The landlord’s complaint handling

  1. The landlord’s complaints policy says it will provide a response within 10 working days. When the resident is dissatisfied with the stage 1 response, it will send a final response within 20 working days. This is in line with the Ombudsman’s Complaint Handling Code.
  2. When the resident reported ASB on 4 April 2021, the landlord acknowledged the report as a complaint the same day. It responded 16 working days later, on 27 April 2021, and said it was dealing with the reported ASB as a service request. The Ombudsman agrees that it was reasonable for the landlord to deal with the reported ASB as a service request, as the issues reported had not been investigated. However, the landlord had set expectations that it would deal with the report as a complaint, and then did not meet the response timescales in its complaints policy. In addition, this mix-up in process led to a delay in responding to the report of ASB. The Ombudsman has found that this was a service failure.
  3. On 2 August 2021, the resident expressed dissatisfaction with the way the landlord was handling her reports of ASB. Although the landlord continued to engage with the resident about her reports of ASB, there is no evidence that the landlord treated the resident’s email on 2 August 2021 as a complaint. The Ombudsman has found that this was a failure to follow its complaints policy and was maladministration by the landlord.
  4. On 20 June 2022, the Ombudsman wrote to the landlord about the lack of a complaint response, and the landlord sent its first response on 1 July 2022. The resident escalated her complaint on 8 July 2022, and the landlord sent its final response on 17 August 2022. It acknowledged the delay in responding and offered £50 compensation.
  5. The Ombudsman has found that the landlord did not follow its complaints policy or the Complaint Handling Code. The original report of ASB was dealt with incorrectly as a complaint and then not dealt with within timescales. When the resident raised a complaint again in August 2021, the landlord did not respond. The landlord only responded after the Ombudsman’s involvement in June 2022. Although the landlord offered £50 in its final response, it is the Ombudsman’s view that this is insufficient in the circumstances. The failure to follow its complaints policy was maladministration. In line with the Ombudsman’s remedies guidance, maladministration is identified in cases where the Ombudsman has found a significant failure. The landlord is ordered to compensate the resident £150 for the failure to follow its complaints policy.

Determination

  1. In accordance with paragraph 52 of the Housing Ombudsman Scheme, there was:
    1. Service failure by the landlord in respect of its handling of reports of ASB.
    2. No maladministration by the landlord in respect of its refusal to purchase the resident’s property.
    3. Maladministration by the landlord in respect of complaint handling.
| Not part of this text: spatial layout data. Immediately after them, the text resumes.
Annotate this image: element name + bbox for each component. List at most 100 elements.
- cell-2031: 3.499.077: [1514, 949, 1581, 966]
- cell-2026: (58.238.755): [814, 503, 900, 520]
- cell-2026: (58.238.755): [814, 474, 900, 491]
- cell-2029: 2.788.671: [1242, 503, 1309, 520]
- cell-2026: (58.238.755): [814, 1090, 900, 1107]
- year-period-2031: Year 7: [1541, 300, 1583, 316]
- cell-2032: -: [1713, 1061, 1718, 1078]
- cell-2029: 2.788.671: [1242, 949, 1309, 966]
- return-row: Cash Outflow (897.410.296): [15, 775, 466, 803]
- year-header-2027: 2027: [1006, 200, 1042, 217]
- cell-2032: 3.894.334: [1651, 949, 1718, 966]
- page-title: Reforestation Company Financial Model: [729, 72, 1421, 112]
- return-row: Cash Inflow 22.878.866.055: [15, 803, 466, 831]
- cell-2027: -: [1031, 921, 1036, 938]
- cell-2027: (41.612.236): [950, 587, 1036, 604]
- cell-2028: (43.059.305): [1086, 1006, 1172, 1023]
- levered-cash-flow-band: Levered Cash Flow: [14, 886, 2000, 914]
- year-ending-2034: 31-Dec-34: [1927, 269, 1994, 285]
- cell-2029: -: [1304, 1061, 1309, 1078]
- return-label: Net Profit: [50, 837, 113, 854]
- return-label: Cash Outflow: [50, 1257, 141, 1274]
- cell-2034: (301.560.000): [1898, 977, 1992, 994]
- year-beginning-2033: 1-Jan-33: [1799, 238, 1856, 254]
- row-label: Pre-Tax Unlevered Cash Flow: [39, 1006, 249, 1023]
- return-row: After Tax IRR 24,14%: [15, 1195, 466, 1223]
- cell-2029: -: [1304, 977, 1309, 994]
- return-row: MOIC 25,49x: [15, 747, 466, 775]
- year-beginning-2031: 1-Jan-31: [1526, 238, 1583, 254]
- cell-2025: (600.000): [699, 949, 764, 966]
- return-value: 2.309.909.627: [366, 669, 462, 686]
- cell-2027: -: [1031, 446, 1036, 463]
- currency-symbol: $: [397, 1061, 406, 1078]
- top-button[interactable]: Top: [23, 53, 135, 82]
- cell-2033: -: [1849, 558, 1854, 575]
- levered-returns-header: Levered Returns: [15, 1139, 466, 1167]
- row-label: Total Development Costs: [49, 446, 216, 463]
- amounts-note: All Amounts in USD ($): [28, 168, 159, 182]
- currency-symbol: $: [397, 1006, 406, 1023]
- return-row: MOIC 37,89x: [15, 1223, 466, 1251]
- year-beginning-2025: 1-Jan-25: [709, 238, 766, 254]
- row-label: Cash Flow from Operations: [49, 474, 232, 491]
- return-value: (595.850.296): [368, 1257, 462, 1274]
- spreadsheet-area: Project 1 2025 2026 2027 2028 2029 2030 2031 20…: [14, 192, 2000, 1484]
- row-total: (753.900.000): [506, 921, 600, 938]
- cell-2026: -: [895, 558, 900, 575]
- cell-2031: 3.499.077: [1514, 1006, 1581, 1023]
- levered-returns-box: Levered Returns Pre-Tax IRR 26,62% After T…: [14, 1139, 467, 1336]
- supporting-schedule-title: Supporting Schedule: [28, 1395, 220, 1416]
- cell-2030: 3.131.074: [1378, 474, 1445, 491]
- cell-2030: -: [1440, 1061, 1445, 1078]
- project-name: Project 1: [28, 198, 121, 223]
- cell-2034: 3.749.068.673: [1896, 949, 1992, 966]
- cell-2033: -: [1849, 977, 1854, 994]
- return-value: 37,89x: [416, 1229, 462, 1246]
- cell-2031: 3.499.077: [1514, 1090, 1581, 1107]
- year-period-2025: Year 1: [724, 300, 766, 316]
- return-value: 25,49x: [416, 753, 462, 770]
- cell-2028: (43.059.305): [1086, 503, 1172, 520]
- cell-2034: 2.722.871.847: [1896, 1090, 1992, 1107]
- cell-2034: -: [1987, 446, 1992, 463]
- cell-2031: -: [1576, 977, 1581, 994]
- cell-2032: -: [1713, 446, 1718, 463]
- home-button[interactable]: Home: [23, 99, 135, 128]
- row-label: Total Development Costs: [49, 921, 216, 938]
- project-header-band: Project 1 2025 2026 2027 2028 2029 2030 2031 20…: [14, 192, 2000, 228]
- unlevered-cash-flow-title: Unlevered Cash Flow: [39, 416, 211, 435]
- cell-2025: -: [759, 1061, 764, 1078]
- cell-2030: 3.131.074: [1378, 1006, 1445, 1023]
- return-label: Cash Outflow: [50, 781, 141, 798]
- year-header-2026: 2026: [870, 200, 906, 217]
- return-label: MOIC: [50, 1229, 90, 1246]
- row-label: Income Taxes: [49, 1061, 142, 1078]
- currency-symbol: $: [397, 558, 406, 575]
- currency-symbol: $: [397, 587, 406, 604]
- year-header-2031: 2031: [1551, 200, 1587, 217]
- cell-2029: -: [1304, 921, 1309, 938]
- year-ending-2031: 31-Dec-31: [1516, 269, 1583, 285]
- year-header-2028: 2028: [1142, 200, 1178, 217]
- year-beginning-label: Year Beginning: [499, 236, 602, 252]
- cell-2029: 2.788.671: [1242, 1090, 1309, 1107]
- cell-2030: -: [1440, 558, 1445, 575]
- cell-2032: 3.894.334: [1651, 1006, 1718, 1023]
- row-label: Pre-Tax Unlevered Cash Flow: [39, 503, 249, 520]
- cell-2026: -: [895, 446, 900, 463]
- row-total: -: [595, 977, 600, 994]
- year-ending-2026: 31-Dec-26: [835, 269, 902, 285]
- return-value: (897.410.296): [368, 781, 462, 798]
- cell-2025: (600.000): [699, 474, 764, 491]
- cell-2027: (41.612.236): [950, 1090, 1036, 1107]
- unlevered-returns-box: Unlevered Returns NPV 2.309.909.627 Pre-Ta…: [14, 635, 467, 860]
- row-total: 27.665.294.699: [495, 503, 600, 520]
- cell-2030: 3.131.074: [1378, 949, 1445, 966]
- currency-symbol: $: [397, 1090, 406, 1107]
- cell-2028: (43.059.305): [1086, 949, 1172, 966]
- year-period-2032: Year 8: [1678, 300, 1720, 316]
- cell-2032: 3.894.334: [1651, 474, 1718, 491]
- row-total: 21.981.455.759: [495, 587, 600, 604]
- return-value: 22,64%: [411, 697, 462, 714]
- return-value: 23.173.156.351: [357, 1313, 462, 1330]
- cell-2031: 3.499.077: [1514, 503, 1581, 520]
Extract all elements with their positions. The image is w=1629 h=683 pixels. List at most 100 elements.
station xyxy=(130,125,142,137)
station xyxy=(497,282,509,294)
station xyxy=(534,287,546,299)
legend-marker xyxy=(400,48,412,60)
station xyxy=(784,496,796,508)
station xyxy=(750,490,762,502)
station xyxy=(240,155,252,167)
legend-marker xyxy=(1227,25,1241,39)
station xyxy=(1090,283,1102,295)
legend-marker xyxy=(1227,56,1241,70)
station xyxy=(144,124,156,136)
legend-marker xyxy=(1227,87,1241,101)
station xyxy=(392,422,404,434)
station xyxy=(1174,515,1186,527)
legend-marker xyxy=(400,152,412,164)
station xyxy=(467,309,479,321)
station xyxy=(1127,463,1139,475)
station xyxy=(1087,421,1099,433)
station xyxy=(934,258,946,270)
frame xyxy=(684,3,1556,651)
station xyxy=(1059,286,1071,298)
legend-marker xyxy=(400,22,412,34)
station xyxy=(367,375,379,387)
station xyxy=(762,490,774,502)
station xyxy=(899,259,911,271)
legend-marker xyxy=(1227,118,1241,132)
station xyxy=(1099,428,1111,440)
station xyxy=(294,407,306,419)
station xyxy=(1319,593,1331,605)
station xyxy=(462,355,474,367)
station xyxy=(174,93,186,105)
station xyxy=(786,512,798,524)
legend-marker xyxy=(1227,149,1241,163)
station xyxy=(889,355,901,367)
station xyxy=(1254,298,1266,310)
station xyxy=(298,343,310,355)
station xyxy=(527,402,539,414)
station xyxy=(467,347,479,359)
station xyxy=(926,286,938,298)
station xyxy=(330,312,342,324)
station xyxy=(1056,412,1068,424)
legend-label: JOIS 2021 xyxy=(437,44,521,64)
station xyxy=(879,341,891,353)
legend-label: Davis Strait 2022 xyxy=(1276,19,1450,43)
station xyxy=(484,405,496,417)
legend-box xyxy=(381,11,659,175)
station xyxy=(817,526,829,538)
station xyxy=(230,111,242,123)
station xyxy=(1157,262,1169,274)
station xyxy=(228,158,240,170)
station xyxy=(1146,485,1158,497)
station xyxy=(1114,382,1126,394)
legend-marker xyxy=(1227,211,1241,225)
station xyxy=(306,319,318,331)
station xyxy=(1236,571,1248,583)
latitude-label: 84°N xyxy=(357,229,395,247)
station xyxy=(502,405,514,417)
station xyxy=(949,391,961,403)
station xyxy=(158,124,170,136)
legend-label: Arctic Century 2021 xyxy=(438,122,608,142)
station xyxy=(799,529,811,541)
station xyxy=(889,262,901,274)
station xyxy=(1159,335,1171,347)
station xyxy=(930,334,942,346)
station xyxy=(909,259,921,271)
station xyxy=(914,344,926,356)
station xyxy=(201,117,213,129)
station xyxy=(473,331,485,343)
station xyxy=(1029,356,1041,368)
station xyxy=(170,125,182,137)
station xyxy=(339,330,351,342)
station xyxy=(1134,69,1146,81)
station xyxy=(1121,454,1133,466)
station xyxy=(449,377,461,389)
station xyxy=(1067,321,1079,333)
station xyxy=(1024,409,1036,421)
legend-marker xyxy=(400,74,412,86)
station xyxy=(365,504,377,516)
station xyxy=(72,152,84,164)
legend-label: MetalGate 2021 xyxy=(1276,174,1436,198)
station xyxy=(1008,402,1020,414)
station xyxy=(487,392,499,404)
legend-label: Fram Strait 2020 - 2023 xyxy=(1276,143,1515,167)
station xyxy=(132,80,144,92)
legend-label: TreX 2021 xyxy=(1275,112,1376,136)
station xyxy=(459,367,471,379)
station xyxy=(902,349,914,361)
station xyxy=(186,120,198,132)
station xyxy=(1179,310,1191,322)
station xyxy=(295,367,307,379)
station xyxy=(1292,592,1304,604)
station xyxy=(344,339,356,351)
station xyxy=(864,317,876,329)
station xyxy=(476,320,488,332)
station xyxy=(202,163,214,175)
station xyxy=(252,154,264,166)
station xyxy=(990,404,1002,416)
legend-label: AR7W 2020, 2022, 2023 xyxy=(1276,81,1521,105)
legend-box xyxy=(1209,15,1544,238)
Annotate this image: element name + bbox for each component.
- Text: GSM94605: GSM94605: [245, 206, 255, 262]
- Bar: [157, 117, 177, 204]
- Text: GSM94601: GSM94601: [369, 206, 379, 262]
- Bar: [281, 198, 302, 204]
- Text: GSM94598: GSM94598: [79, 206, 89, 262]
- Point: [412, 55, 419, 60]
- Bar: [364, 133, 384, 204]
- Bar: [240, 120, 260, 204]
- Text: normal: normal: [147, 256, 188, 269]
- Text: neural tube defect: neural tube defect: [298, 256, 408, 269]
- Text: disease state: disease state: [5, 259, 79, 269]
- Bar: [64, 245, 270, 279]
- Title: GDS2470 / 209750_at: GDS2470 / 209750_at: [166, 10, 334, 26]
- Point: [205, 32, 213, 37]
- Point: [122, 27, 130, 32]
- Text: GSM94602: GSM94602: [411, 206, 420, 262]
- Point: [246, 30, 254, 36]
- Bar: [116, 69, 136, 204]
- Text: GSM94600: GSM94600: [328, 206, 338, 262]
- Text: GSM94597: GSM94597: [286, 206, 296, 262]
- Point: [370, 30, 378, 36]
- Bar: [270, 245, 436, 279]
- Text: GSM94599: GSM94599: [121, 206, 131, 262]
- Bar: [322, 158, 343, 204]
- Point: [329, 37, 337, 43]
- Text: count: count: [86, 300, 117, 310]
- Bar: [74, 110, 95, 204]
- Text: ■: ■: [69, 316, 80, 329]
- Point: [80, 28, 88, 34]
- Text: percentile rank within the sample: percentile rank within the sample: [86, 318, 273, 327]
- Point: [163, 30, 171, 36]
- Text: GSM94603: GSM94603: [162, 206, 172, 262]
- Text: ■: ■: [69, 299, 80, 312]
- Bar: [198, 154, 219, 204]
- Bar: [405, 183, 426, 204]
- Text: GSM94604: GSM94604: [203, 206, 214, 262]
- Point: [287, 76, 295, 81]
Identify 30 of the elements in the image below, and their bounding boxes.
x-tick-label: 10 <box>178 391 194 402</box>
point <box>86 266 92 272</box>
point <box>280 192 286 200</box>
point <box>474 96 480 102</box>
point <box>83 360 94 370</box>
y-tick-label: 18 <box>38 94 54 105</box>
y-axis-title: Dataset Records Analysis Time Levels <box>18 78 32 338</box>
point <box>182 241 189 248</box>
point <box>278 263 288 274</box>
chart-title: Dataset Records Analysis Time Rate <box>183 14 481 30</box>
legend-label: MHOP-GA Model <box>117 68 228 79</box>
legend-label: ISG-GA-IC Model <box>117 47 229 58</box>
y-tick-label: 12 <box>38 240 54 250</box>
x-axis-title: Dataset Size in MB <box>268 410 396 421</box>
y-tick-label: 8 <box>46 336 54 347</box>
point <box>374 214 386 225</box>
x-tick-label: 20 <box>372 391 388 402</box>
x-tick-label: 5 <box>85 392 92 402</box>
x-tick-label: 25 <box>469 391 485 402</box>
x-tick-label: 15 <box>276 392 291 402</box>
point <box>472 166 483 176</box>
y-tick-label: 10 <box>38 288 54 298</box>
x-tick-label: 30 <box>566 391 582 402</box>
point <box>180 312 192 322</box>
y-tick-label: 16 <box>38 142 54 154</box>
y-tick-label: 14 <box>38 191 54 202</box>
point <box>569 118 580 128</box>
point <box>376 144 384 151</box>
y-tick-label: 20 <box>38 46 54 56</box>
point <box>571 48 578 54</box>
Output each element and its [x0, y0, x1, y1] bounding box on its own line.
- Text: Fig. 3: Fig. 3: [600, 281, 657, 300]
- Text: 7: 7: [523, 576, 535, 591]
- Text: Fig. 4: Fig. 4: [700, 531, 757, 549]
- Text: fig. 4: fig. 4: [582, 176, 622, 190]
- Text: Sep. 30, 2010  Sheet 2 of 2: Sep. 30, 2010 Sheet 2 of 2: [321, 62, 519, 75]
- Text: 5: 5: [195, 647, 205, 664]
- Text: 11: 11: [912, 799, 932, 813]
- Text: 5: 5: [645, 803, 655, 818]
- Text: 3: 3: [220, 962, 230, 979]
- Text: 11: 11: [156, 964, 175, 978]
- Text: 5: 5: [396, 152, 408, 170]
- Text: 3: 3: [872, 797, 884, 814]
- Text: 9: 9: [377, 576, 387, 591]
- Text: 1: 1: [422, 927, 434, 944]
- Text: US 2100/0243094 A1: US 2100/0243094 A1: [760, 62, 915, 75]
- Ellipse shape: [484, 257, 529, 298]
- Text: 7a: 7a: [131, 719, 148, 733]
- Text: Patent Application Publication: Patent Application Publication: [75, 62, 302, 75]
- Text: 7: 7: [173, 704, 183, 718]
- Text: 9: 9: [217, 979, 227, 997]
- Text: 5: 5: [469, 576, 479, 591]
Orders and recommendations

Orders

  1. The landlord is ordered to apologise to the resident for the failures identified in this report.
  2. The landlord is ordered to pay the resident a total of £350 in compensation. Compensation should be paid directly to the resident, and not offset against any arrears. The compensation comprises:
    1. £200 in recognition of the landlord’s failure to follow its ASB policy and procedure.
    2. £150 in recognition of the landlord’s failure to respond to complaints in line with its policy and the Complaint Handling Code.
  3. The landlord is ordered to review how it dealt with the reports of ASB, paying attention to how reports of ASB are initially processed to ensure they are acted on in a timely manner, how it communicated with the resident, and how it carried out risk assessments when circumstances changed, especially with vulnerable residents. The landlord should inform the Ombudsman of any corrective action it intends to implement.
  4. The landlord is ordered to confirm to the Ombudsman that the above orders have been complied with within 4 weeks of this report.

Recommendations

  1. The Ombudsman recommends the landlord reviews the resident’s request to fit an additional door, considering the boundary marked in the lease agreement.
  2. The Ombudsman recommends the landlord discuss the housing options available and how it can support the resident with her expressed wish to move.